The Biden administration is planning a crackdown to reduce the inappropriate use of antipsychotic medications in nursing homes and the misdiagnosis of schizophrenia in patients, the Centers for Medicare and Medicaid Services (CMS) announced Wednesday.
Beginning this month, CMS will conduct targeted audits to determine whether nursing homes are accurately assessing and coding individuals with a schizophrenia diagnosis, the agency said.
The initiative is part of a larger administration effort to improve the safety and quality of nursing home care, ensure adequate staffing levels and hold nursing homes accountable if they provide unsafe care.
There has been growing evidence from nursing home safety advocates that facilities inappropriately diagnose patients and overprescribe antipsychotic drugs as a way to sedate patients.

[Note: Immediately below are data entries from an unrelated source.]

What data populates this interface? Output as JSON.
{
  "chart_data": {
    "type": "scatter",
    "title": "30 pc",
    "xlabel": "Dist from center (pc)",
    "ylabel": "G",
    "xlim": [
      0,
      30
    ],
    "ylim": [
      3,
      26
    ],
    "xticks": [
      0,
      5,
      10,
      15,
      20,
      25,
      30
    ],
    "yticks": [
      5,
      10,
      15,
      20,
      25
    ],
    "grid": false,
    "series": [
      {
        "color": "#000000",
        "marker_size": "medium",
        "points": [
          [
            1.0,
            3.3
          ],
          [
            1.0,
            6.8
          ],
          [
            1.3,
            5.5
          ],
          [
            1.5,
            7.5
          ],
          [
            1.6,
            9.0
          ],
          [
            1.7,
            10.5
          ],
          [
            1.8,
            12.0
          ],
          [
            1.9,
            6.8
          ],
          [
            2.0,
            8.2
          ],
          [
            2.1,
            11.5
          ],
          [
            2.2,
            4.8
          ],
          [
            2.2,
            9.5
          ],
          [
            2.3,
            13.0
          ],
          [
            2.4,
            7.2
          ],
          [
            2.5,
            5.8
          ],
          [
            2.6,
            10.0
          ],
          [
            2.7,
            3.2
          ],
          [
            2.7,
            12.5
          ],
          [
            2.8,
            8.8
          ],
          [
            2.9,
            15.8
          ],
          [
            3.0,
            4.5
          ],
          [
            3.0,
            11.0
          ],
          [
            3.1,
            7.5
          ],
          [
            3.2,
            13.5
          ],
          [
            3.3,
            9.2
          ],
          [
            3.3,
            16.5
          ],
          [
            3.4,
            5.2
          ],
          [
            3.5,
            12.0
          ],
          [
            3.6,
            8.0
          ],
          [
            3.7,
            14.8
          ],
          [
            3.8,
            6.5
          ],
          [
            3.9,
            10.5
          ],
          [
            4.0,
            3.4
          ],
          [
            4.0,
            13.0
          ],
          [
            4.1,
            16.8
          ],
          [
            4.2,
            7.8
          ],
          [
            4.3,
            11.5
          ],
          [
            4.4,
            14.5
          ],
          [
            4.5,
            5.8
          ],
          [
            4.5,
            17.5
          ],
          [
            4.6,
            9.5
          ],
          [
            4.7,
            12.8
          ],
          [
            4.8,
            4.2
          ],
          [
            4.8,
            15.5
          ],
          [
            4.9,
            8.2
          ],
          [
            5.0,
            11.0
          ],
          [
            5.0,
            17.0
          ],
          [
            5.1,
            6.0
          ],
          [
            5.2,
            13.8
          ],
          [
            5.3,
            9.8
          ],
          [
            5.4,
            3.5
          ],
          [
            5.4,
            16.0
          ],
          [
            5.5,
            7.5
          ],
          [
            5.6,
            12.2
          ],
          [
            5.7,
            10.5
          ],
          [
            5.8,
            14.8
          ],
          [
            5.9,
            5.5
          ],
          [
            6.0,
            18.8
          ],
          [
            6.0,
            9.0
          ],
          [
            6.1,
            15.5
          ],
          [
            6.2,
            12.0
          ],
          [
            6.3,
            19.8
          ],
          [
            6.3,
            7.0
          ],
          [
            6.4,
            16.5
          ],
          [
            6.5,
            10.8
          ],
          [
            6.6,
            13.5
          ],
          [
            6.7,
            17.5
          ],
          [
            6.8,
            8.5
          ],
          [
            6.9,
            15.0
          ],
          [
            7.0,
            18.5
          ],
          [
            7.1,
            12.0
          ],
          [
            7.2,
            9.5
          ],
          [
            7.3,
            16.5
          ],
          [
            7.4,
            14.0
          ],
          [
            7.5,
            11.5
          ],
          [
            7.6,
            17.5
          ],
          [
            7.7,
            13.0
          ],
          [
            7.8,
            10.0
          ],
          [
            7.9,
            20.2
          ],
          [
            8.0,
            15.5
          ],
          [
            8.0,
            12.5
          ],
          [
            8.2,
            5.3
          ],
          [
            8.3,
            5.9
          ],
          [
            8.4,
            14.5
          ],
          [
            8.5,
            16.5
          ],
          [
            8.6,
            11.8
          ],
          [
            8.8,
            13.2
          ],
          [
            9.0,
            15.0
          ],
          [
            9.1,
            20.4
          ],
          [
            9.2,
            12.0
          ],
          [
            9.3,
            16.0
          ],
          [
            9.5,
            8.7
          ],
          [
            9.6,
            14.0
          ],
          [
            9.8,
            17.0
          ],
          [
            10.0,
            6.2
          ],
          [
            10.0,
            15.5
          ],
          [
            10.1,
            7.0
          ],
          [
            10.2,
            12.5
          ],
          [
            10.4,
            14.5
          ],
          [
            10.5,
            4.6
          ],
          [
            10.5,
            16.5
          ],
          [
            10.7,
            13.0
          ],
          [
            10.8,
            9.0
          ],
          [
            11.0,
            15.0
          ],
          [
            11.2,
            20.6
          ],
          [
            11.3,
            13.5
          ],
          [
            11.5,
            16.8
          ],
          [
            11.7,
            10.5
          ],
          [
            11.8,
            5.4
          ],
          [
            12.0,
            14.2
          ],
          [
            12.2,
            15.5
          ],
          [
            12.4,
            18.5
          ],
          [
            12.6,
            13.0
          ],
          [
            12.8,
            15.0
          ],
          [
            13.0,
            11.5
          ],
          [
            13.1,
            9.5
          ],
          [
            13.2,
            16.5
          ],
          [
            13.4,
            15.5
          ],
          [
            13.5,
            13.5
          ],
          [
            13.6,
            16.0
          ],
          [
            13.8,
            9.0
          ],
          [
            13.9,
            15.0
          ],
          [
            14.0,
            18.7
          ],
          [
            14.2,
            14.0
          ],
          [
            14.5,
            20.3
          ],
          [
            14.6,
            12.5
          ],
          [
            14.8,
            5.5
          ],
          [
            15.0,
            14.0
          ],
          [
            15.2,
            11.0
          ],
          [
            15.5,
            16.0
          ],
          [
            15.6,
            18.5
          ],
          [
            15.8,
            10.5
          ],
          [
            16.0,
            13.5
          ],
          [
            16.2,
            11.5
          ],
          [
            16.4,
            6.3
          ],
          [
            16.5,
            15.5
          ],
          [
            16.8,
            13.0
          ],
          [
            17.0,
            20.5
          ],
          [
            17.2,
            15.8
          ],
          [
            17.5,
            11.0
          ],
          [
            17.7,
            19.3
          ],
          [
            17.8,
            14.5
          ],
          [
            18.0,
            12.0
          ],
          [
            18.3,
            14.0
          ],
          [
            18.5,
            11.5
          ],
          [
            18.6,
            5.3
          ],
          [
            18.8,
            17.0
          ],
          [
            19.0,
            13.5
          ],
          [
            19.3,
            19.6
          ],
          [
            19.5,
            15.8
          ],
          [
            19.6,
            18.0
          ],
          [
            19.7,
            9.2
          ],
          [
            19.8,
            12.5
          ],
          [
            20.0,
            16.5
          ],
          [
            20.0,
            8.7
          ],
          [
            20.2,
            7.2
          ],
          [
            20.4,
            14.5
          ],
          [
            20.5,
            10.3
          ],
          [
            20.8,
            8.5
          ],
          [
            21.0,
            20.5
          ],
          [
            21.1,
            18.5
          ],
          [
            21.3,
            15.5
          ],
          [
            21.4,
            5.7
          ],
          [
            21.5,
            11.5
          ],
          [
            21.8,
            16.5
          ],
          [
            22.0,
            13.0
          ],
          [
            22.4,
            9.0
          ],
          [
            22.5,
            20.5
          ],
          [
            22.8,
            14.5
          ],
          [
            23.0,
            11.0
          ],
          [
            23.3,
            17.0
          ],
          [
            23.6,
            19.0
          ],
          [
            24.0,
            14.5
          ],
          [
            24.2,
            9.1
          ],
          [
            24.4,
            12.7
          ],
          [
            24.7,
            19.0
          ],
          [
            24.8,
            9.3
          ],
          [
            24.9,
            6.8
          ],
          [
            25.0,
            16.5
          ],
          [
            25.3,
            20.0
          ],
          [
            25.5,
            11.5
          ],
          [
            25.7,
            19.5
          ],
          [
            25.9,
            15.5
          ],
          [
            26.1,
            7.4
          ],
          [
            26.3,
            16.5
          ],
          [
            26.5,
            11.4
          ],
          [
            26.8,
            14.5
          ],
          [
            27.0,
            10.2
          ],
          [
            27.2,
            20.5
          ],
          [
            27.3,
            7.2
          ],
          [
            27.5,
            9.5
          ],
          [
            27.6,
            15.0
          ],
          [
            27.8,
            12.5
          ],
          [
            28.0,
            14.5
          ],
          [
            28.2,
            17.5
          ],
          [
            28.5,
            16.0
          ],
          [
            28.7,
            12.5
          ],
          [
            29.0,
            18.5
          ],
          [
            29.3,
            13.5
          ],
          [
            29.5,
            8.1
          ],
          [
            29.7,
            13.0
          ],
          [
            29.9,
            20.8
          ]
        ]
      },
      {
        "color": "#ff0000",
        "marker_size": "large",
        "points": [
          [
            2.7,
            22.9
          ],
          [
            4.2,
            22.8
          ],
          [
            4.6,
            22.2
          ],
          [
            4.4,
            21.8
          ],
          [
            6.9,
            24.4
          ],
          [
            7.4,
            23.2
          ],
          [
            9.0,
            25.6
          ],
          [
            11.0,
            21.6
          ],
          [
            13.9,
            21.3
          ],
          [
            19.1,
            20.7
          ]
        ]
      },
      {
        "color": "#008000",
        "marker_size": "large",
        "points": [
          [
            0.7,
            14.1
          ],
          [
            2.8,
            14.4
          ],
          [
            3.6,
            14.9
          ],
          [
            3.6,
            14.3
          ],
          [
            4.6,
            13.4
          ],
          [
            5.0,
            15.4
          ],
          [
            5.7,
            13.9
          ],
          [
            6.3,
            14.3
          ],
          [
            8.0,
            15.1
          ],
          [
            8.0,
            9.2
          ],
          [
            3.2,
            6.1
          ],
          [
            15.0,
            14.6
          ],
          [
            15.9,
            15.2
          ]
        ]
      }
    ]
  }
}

“We have made significant progress in decreasing the inappropriate use of antipsychotic medications in nursing homes, but more needs to be done,” CMS Administrator Chiquita Brooks-LaSure said in a statement. “People in nursing homes deserve safe, high-quality care, and we are redoubling our oversight efforts to make sure that facilities are not prescribing unnecessary medications.”
Nursing home residents erroneously diagnosed with schizophrenia are at risk of poor care and prescribed inappropriate antipsychotic medications, CMS said. Antipsychotic medications are especially dangerous among the nursing home population due to their potential devastating side effects, including death.
The use of antipsychotic medications among nursing home residents is an indicator of nursing home quality and used in a nursing home’s Five-Star rating. But the rating excludes residents with schizophrenia, which gives an incentive to code residents as having the disease when they do not.
“No nursing home resident should be improperly diagnosed with schizophrenia or given an inappropriate antipsychotic. The steps we are taking today will help prevent these errors and give families peace of mind,” Health and Human Services (HHS) Secretary Xavier Becerra said in a statement.
The federal government has been working to try to reduce the use of powerful antipsychotic medications — a type of psychotropic drug — among nursing home patients.
A government watchdog report issued in November found about 80 percent of Medicare’s long-stay nursing home residents were prescribed a psychotropic drug from 2011 through 2019.
But despite efforts to reduce the use of antipsychotic medicines, the prescribing of another type of psychotropic drug — anti-seizure drugs — increased, likely in an effort to reduce regulatory scrutiny, the report from the HHS Office of Inspector General found.
In addition, the report found the number of residents reported as having schizophrenia and those without a corresponding diagnosis increased 194 percent from 2015 to 2019, and was concentrated in relatively few nursing homes.
In 2019, the unsupported reporting of schizophrenia was concentrated in 99 nursing homes in the country, which reported that 20 percent or more of their residents have the disorder.
The rating scores for nursing homes that have a pattern of inaccurately coding residents as having schizophrenia will be negatively impacted, CMS said.